何田一路高歌猛进,中举后又参加会试殿试,最后凭借自身的优秀被皇帝钦点为状元。
何夫人喜极而泣,拉着他的手连声说好。
一家人略做收拾,准备回乡祭祖。
族里非常重视,一收到信就开始打扫布置给何田准备的屋子了。
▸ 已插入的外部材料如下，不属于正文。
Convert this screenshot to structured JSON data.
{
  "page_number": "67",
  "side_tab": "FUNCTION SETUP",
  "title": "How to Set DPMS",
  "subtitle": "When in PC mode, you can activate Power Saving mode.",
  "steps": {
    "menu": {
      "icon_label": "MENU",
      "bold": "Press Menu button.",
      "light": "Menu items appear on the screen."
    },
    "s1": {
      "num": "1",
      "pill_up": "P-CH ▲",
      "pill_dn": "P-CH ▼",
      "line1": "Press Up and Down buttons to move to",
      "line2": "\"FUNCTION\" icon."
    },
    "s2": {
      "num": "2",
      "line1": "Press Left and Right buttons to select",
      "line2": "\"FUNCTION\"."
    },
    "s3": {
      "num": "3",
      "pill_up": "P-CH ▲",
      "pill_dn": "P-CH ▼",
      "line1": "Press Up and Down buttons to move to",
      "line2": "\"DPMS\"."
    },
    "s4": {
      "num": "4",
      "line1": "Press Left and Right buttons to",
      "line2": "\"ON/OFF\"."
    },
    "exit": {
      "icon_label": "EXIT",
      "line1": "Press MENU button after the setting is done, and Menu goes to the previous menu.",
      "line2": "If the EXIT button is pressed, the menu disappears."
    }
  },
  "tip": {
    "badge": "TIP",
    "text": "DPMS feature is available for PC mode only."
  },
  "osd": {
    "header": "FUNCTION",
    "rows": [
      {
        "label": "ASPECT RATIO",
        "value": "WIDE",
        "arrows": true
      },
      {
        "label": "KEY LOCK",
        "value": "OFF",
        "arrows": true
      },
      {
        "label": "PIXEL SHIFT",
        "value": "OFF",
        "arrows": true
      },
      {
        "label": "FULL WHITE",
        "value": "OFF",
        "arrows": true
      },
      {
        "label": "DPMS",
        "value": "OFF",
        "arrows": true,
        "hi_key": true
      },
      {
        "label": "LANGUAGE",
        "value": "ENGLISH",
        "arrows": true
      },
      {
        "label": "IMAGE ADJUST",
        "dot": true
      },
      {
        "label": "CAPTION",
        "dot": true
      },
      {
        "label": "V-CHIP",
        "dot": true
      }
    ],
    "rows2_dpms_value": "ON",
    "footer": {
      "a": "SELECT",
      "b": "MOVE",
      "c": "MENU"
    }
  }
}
族长还特意让人给何敬买了一身新衣送过去,并告诉他这一喜讯。
何敬确实很高兴,他的儿子居然成了状元!
高兴过后,又是浓浓的失落,为什么考中状元的不是自己呢?
柳婉宁听了这消息整个人都呆住了。
原本她应该是状元的妻子啊,而不是只能窝居在这间茅草屋里,每日做着村妇的活儿。
何敬淡淡地瞥了她一眼,眼神里没有丝毫温度。
当初情浓的两个人,早就被清贫的日子给打击得只会相互埋怨了。何敬落魄到只能靠着给爹娘守墓来挽回自己的名声,柳婉宁离开锦衣玉食、有下人伺候的生活,早已苍老得和普通村妇没什么区别。
更何况当年挨的那顿板子,使她落下病根,失去了生育的能力。
没有了美貌的容颜,干活又不利索,何敬早就对她没有丝毫感情了。之所以没赶她走,也不过是因为一个人住着太孤独了。